Malgré tout, Marcel Barbeault continua de nier. Il n’était pas le « tueur de l’ombre ». Il avait déjà volé, oui, mais il n’avait jamais tué personne. « Cette arme, je l’ai volée dans une cabane de fossoyeur, bien après la date du crime ».
Pourtant, à cet indice s’ajoutaient les autres objets saisis dans la cave de la cité de Montataire : un poignard de parachutiste (sur lequel on n’avait décelé aucune trace de sang), un tuyau qui aurait pu être utilisé comme une matraque et un ciré de pêcheur. Ce vêtement correspondait à la description qu’en avait faite Micheline Mérienne à la suite du meurtre de sa mère, en 1969. Comme elle l’avait indiqué, il dégageait une forte odeur de plastique pourrissant. Elle affirma également que la silhouette de Barbeault était semblable à celle de l’assassin.
Maria D., la femme de ménage de Saint-Gobain, reconnu aussi Barbeault : « C’est lui ! C’est bien l’homme qui m’a suivie au début de l’année ».

En s’appuyant sur ces preuves matérielles et ces témoignages, la juge d’instruction inculpa Barbeault pour le meurtre de Françoise Jakubowska. Il fut incarcéré à la maison d’arrêt d’Amiens.
Le 21 décembre, il fut à nouveau entendu, en présence de son avocat. Durant trois heures, il répondit aux questions de la juge, en esquiva certaines, sans perdre son sang-froid. Lorsqu’elle l’interrogea sur sa présence presque quotidienne dans les cimetières de la région, il répondit que son grand-père, qui ne pouvait plus se déplacer, lui avait demandé d’entretenir régulièrement les tombes des 5 membres de sa famille décédés.
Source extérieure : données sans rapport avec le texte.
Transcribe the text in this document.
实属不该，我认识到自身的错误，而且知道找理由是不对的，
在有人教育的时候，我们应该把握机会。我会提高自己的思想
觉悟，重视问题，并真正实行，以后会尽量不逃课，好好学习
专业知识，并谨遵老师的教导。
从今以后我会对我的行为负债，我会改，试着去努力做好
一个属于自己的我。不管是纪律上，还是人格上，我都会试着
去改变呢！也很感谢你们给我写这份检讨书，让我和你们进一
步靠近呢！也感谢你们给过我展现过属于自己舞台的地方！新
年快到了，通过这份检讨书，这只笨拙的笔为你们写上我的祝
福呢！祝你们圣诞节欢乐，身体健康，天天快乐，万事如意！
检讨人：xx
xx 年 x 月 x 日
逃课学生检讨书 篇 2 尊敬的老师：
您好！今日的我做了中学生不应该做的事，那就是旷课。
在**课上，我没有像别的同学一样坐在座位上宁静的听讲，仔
Depuis la dernière confrontation de l’inculpé avec la juge d’instruction, la balistique avait poussé plus loin l’examen de la carabine et des balles extraites des corps des victimes. L’arme qui avait tué Françoise Jakubowska avait également tué Julia Gonçalves. Ces conclusions n’ébranlèrent pas Marcel Barbeault : il continua de prétendre qu’il avait trouvé la carabine, et que celle-ci avait dû être utilisée par le « tueur de l’ombre ». Il admit qu’il aurait dû remettre la carabine aux objets trouvés ou à la police, mais il ne l’avait pas fait parce qu’il avait la passion des armes : « Je ne suis pas un assassin. C’est une épouvantable erreur ! »
Il fut cependant inculpé pour un second meurtre, celui de Julia Gonçalves. Durant l’entretien, Barbeault ne manifesta qu’un seul moment de faiblesse, lorsqu’on lui donna des nouvelles de ses fils, qu’il adorait.